Spinning Anime Fiction with Vernacular Creativity

Filmmaker Francis Brown in Accra.

While watching a work by filmmaker FRANCIS Y. BROWN, you can’t help but be hit by a barrage of feelings and that’s just what he wants. Born in Takoradi in Ghana’s Western Region, Brown was highly influenced by his environment – elements that would later appear in his animation films. “With animation I feel like I have control of my art,” he says.  “I illustrate the emotions that I want to put out there. I have impressions that I want everyone to feel.”

 

Brown realised from a young age that art would be a feature throughout his life. He would construct small houses out of cement, build castles and make wood carvings to express his creativity. His father sparked an interest in animation with surprise gift videocassettes filled with cartoons. Tom & Jerry, Looney Tunes, Sleeping Beauty and Snow White all informed his early days of drawing. As he eagerly copied the characters, sketching away on paper, his father noticed the young artist’s talent for drawing movement, and he encouraged his son into animation.

 

Francis Brown is one of a few animators working in Ghana.

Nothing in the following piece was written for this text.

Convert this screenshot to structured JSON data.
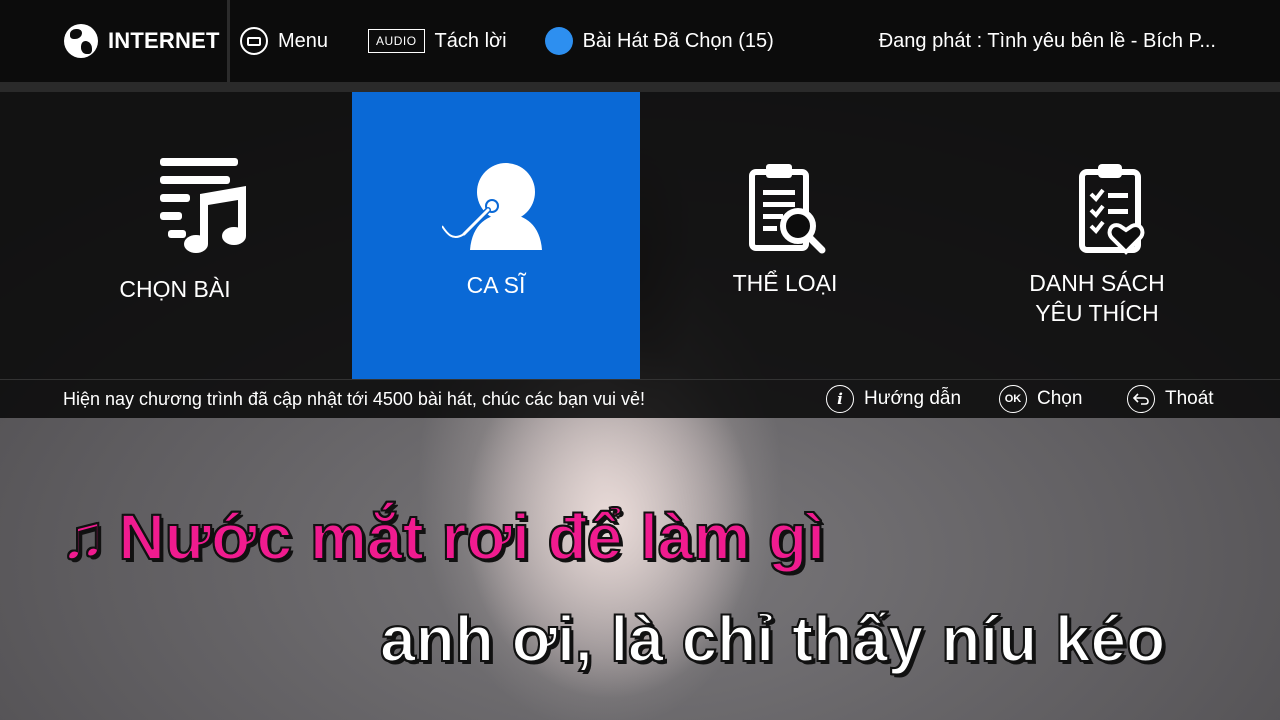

Francis Brown is one of a few animators working in Ghana.

 

After school Brown worked at a graphic design company for several years, saving money in the hopes of attending animation school elsewhere. However, once he realised that financial factors would prevent him taking this route, Brown enrolled in the National Film and Television Institute (NAFTI) in Accra. Today, he is somewhat critical of the school, citing the teaching structure as a challenge that young animators face in Ghana. “NAFTI”, he says, “teaches you the basics, [such as] how and when to use certain techniques when you are creating, but it fails you when it comes to production. A lot of people come out of this school feeling very frustrated, because after four years they feel like they’ve learnt nothing.”

 

According to Brown, NAFTI is the only school in Ghana with worldwide accreditation and certification, so potential animators face limited choices. However, this is not the only problem animators face. “There is no solid industry for us”, Brown laments, “so when we come out we have to try to develop our own system. This era – my era – is the new generation trying to prop up an industry with the animator sector.” However, he is quick to point out the challenges that accompany this method. Funding seems particularly problematic, as Brown describes: “Some of us don’t want to be doing commercial jobs, they’re for sustainability but that is not the main aim. The main aim is to create content for our audience.”

 

Brown believes financial obstacles may discourage many potential animators before they even begin. “Being an animator is not just about the skill but also investing in your raw talent and knowledge needs money. Animation falls under filmmaking, which is the second most expensive course in the world. To be able to do it, and do it well, you need to invest in your profession with things like equipment”. This did not seem to be a barrier to Brown, however, and he points to commissions as the income that kept him afloat during school, despite humble beginnings.

 

Raised by his grandmother in a busy neighbourhood, Brown recalls: “I grew up in a place where we used to say sex workers were our queens, where drug dealers were our kings, and thieves were the smartest.” This, he believes, profoundly affected his work. “These are very strong things which, as a creative person growing up in such a community, affects even how you think when it comes to your art,” he says. “It takes an amount of humanity in a person to bring this out and to highlight these issues.”

 

 

This background contributes to Brown’s strong passion for tackling social and political issues. “There are certain social norms that are supposed to be tackled but are left [ignored]. So I decided to dive into those areas”. One of his films, Begger, shows a starving man by the side of the road, completely unacknowledged by those that pass him by. On the film’s message, Brown says: “It shows you that there are lots of people who cherish the dead more than the living. We have a practice here where people will spend money on a funeral rather than giving it to them whilst they are alive, as a sign of last respect. What is a sign of last respect if they never got respect when they were living? If you can help someone when they are alive, go ahead and help, before that person becomes wasted.”

 

 

Brown also believes in the importance of addressing history. He notes how much of his Ewe history has been forgotten within the national memory bank and psyche. This theme drives his short film, Agorkoli, an animation detailing the story of migration of the Ewe people away from the tyrant King Agorkoli and his ill treatment to Ghana’s Volta Region. Brown explains the message in this historical narrative: “One of my ideologies is that there should be a sound reasoning for every action”.

 

With nominations and awards from numerous festivals, including the Klik Amsterdam Animation Film Festival and the Ghana Movie Awards, Brown has clearly struck a chord with audiences at home in Ghana and abroad. We’re looking forward to what Brown’s got going next.